Despite the doubts that still persist about the effectiveness and long -term safety of the drug, Rind said that the doctors he has spoken are excited about the medication.
“Virtually all pain experts we have talked to have told us how enthusiasm that they are about .
Schatman, from the Grossman Faculty of Medicine of the University of New York, said that suzetrigine seems safe and effective in the short term; However, he expressed concern about the fact that VERTEX does not have long -term security data. Schatman is the main medical advisor of Apurano Pharma, a German biotechnological company, and is working on a similar drug for chronic pain.
“There are relatively solid security data for short -term use, and that is what the FDA demands,” he said, but there is no fixed definition of the duration of acute pain. VERTEX does not intend that the FDA approves the suzetrigine to treat chronic pain – a phase 2 clinical trial on the suzectrigin for sciatica concluded that it did not reduce the pain better than a placebo after 12 weeks – but it is common for doctors They prescribe analgesics for acute pain for chronic pain. In his opinion, this is worrying.
“What worries me most is that there are drugs that demonstrate their effectiveness for acute pain and, suddenly, extrapolate the data to chronic pain,” he added.
Since suzetrigine blocks pain signals in the peripheral nervous system – the nerves that carry the signals to the central nervous system -, most likely, the drug does not work for chronic pain, which is usually based on the central nervous system, Dr.

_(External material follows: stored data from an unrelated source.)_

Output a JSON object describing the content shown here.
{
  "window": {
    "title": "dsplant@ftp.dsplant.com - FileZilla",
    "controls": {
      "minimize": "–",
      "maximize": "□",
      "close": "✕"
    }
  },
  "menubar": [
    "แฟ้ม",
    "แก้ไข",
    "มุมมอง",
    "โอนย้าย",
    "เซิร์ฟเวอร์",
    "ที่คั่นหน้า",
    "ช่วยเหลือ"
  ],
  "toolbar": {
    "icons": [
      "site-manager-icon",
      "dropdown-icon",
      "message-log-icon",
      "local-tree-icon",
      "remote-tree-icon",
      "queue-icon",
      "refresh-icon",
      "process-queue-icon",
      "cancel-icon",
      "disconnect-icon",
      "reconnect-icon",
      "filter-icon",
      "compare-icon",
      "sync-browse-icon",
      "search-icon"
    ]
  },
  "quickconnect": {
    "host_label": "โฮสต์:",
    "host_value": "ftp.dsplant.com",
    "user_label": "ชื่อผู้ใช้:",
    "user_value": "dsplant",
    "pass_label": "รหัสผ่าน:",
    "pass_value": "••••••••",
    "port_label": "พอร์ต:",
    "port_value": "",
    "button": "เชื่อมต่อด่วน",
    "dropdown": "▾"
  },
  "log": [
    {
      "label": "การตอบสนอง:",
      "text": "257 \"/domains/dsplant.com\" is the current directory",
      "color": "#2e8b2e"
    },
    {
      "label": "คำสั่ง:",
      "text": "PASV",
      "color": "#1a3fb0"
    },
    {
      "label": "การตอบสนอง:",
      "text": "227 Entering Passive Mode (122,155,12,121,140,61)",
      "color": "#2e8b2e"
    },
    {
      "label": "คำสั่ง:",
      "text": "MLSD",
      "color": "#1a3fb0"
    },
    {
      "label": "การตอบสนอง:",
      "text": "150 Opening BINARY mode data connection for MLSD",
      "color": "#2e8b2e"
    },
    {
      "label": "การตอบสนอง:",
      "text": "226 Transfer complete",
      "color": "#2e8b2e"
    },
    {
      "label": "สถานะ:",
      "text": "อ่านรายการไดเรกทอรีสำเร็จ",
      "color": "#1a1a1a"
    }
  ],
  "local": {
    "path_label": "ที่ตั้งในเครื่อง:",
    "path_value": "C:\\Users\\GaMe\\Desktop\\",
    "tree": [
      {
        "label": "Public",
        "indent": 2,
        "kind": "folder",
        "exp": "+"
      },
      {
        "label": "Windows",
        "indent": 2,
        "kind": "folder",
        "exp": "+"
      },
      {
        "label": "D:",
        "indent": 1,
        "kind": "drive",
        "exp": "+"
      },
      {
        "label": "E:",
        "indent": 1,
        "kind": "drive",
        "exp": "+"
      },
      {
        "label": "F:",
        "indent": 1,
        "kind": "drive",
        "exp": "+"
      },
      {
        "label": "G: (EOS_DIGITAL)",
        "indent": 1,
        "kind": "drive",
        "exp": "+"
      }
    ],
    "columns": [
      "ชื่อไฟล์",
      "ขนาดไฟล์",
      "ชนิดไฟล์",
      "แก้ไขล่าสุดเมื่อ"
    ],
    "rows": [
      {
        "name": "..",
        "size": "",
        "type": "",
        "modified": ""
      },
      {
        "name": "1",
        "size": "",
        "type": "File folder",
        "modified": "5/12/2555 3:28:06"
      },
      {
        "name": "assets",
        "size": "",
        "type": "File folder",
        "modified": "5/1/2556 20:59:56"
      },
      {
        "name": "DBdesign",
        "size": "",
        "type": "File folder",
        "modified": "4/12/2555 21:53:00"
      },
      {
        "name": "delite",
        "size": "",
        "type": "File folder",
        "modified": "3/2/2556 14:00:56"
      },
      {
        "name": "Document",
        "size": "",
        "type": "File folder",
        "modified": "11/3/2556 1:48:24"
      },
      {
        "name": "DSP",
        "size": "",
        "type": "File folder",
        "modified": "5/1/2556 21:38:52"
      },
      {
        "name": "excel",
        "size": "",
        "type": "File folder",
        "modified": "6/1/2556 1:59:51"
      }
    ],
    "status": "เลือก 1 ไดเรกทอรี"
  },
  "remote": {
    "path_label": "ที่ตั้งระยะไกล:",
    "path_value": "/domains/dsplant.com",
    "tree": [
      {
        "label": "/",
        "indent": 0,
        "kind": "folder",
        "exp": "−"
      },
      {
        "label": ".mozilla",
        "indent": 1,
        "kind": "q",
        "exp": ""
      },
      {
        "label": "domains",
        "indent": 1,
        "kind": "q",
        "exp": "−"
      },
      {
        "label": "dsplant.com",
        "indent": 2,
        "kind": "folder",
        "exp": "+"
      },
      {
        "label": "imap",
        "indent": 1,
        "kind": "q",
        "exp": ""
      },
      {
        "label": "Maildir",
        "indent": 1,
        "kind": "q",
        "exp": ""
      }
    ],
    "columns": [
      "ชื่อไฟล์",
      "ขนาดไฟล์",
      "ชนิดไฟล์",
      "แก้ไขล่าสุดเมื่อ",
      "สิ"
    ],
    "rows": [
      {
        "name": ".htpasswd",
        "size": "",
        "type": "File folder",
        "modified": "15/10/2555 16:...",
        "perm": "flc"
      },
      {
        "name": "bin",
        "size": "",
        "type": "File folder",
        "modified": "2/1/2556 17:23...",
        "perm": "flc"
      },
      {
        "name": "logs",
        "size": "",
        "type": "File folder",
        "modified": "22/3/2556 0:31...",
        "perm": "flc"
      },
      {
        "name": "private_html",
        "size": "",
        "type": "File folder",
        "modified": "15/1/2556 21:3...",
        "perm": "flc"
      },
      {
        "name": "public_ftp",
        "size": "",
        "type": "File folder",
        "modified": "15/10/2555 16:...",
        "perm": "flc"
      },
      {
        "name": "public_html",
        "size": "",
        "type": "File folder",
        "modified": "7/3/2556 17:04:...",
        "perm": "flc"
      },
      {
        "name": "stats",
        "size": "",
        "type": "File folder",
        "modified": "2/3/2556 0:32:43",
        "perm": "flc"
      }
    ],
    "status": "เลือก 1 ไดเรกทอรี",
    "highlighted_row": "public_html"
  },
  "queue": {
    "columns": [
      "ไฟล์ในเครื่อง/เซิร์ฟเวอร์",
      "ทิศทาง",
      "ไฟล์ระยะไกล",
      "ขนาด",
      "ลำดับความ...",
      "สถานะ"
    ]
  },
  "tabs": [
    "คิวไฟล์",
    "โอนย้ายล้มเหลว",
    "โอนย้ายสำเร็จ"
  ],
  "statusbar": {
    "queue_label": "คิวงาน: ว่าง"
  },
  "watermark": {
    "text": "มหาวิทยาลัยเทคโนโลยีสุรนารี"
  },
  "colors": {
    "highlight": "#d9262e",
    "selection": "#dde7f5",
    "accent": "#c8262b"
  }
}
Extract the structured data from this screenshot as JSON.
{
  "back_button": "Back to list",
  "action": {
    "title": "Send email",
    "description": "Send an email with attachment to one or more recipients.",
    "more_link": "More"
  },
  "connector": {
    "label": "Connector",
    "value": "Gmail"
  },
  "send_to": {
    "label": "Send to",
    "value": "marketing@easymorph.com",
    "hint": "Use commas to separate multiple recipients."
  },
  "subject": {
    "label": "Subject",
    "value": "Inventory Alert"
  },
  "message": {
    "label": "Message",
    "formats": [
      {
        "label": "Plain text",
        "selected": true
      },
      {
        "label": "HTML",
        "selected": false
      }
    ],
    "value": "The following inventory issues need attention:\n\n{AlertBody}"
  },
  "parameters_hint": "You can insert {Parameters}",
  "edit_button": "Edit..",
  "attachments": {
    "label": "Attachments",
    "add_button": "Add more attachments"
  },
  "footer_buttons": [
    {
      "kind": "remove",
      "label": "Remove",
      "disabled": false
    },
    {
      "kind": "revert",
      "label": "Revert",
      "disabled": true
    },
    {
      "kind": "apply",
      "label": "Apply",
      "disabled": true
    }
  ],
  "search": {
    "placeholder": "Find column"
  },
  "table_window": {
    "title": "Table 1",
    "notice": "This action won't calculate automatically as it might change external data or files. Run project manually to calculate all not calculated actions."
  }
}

Holly Geyer, Mayo Internist from the Rochester Clinic (Minnesota) pointed out.
Rosenquist said that, although new studies show that suzectrigin does not block acute pain better than opiates, he believes that it is likely to continue to have a place in the treatment of pain.
“You have this tool that you can give to people in cases where they are discharged, they are in that recovery process, we ask them to make rehabilitation or walks or things like that, and they would have gone home with an opioid,” said. “The gradual approach is a reasonable way of addressing it. It could contribute to reducing general exposure to opiates. ”
According to Schatman and Rosenquist, most likely the fact that doctors resort to this drug depends on their cost. Rind, from Icer, commented that it is likely that it depends both on how to see prices of the new medicine and in what contexts, where appropriate, private insurers cover it.
“In short, NSAIDs, generic opiates and paracetamol are cheap,” said Schatman, who added that he hopes that the price of suzetrigine allows patients to access it.